This is an authentication plugin for LimeSurvey enabling Single Sign-On with any identity provider using the OAuth2 protocol.
It uses the league/oauth2-client
library
and can be configured for any identity provider that supports OAuth2 with the
authorization code grant flow and supports automatic creation of new users.
For the current version git clone
this repository
into <limesurvey_root>/plugins/AuthOAuth2/
and run composer install
in it to download all dependencies.
cd ./plugins/
git clone https://github.com/SondagesPro/limesurvey-oauth2.git AuthOAuth2
cd AuthOAuth2
composer install
Before activating the plugin open its configuration from the plugin manager or create your own configuration in application/config/config.php
file
With your identity provider create a new app for LimeSurvey and paste the Redirect URI shown in the LimeSurvey configuration there. Fill in the Client ID, Client Secret, Authorize URL, Scopes and Access Token URL into the plugin configuration according to the documentation of your identity provider.
The User Details URL should point to an API endpoint that provides a JSON object with details on the current user using the retrieved access token. The details should include a unique username, the e-mail address and a display name. Further below you can specify the keys of the JSON object containing these details.
With the Identifier Attribute you can configure whether users should be matched using the username or the e-mail with existing users in the LimeSurvey database. If Create new users is enabled new LimeSurvey users will automatically be created if they can not be found in the database. You can configure permissions and (starting with LimeSurvey 4.x) user roles that will be automatically assigned to all created users.
If Use as default login is enabled instead of showing the LimeSurvey login form users will be redirected to the configured OAuth2 identity provider and logged in automatically on success. Otherwise the user has to select OAuth2 as authentication method manually.
Below the Use as default login checkbox a URL is shown with which the default login form can always be accessed to login using the internal database even when automatic redirection is enabled.

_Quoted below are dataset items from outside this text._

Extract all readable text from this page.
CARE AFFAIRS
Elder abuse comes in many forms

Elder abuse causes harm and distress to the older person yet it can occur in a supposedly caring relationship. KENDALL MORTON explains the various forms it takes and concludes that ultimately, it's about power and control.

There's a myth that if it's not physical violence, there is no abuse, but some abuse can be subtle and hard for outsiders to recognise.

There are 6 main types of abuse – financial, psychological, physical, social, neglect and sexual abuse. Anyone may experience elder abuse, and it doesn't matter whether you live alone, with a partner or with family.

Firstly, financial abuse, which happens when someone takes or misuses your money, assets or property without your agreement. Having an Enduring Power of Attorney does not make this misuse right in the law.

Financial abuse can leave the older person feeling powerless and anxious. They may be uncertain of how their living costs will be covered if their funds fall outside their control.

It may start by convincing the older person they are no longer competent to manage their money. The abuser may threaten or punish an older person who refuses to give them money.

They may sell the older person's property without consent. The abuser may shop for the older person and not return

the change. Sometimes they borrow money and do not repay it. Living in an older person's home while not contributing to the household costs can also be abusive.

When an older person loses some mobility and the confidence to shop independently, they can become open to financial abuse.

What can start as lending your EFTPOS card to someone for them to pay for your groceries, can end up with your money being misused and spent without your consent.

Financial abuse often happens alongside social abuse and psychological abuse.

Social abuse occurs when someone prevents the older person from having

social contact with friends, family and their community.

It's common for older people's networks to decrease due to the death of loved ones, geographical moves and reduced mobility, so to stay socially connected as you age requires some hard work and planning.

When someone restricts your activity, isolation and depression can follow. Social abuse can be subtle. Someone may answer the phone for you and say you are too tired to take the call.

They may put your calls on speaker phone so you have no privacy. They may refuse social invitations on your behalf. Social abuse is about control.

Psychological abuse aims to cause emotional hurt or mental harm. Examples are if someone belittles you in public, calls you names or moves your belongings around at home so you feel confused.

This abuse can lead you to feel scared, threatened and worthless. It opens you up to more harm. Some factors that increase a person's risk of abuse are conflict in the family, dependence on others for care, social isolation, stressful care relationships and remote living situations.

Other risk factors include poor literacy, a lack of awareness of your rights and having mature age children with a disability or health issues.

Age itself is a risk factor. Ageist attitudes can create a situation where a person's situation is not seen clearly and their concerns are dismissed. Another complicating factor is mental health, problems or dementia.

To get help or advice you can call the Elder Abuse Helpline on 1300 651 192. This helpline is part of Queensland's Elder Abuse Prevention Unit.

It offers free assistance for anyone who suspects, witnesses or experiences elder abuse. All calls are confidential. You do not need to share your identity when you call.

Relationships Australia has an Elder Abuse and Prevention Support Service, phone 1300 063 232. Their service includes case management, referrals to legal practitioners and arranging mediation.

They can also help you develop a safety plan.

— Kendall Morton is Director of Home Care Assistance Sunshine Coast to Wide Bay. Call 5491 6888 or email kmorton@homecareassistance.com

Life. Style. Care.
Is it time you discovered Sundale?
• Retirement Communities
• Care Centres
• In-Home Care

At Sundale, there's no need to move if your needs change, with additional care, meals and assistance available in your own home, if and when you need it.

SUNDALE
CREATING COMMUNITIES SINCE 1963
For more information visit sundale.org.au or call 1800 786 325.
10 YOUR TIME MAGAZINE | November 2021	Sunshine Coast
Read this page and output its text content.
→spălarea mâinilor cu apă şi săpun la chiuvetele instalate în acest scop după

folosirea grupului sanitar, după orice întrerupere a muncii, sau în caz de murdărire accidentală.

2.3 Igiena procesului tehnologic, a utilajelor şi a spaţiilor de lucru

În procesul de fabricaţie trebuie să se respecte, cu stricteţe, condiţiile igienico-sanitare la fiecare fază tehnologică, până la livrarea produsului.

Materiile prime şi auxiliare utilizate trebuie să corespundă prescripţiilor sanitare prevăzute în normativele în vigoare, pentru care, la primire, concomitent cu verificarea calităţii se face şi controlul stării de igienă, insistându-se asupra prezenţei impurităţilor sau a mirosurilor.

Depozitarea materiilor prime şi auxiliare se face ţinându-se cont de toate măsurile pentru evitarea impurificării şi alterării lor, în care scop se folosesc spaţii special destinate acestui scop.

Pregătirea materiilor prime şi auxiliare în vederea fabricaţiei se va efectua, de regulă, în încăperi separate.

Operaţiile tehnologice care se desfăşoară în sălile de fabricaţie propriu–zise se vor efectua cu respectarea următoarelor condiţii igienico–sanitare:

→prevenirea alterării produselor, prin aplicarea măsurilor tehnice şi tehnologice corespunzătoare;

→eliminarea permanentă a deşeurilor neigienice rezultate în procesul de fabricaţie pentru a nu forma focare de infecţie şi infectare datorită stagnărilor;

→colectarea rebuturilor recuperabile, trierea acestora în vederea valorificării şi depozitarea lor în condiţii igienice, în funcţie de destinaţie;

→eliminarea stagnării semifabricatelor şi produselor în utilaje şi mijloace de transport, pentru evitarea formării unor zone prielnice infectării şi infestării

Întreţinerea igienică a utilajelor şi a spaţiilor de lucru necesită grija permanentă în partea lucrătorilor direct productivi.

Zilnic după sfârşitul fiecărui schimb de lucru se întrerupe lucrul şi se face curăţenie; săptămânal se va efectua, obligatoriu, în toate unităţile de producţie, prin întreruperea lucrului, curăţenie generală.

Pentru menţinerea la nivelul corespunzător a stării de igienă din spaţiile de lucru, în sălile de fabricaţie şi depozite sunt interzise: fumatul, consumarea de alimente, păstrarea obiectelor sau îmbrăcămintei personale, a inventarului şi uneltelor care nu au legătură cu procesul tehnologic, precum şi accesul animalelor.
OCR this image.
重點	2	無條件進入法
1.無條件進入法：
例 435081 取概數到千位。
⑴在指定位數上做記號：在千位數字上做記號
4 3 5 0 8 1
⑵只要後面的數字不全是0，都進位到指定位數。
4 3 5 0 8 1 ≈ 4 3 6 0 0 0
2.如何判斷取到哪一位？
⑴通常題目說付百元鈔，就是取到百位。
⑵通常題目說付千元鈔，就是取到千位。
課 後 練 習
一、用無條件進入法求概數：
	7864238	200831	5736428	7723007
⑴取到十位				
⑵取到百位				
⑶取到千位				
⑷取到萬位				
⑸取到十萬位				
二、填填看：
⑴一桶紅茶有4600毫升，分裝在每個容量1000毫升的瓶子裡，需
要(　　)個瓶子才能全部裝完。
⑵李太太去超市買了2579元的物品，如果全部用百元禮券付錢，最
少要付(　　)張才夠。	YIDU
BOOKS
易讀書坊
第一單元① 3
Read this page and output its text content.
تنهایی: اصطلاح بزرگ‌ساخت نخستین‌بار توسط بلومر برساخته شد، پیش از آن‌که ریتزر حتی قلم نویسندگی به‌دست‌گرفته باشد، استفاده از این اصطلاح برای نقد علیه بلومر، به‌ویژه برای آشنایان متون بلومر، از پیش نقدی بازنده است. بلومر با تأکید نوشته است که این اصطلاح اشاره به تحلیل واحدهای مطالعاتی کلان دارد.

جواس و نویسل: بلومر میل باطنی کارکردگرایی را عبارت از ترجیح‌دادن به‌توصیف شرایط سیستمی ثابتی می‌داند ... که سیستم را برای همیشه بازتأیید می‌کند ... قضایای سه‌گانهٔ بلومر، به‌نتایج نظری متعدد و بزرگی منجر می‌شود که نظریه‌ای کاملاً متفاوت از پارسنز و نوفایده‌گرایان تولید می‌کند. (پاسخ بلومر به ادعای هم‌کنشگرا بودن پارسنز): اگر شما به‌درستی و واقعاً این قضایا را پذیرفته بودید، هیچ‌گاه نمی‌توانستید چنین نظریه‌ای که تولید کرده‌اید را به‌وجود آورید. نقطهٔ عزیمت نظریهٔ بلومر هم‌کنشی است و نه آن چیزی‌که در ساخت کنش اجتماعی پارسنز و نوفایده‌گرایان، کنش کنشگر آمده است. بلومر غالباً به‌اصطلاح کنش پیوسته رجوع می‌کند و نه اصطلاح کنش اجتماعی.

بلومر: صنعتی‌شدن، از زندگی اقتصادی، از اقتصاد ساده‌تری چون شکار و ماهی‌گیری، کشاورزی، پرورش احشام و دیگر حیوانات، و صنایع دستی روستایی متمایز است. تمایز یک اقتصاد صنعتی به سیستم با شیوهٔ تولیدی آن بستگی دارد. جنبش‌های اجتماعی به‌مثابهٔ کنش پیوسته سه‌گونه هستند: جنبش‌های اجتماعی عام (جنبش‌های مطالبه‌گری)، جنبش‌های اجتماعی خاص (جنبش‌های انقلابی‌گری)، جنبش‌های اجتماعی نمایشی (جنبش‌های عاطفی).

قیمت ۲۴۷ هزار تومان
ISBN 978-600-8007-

You can find a configuration example for Azure Active Directory here.
You can find a configuration example for Keycloak here.
You can set default configuration by array in config part of LimeSurvey config file.
The config are set at AuthOAuth2Settings
key with array of settings by name. For fixed config part you use an array with settings name in fixed
array. If you want to hide some element from gui, you can use hidden
array.
For example :
// Update default LimeSurvey config here
'AuthOAuth2Settings' => [
'fixed' => [
'client_id' => 'MyOAuth2-clientID',
'client_secret' => 'MyOAuth2-secret',
'authorize_url' => 'https://accounts.example.com/auth',
'access_token_url' => 'https://oauth2.example.com/token',
'resource_owner_details_url' => 'https://accounts.example.com/userdetails',
'is_default' => true,
],
'hidden' => ['client_id','client_secret'],
'scopes' => 'profile,email',
'scope_separator' => ',',
'identifier_attribute' => 'username',
'username_key' => 'dn',
'email_key' => 'email',
'display_name_key' => 'givenName',
],
This plugin was tested with
- A recent version v6.4.3 (PHP 8.1)
- the latest stable release v5.2.5
- the latest LTS release v3.27.28
and should work with all version 3.x or newer. Configuring user roles for new users is only supported starting with LimeSurvey 4.x.
The minimum required PHP version is 8.1.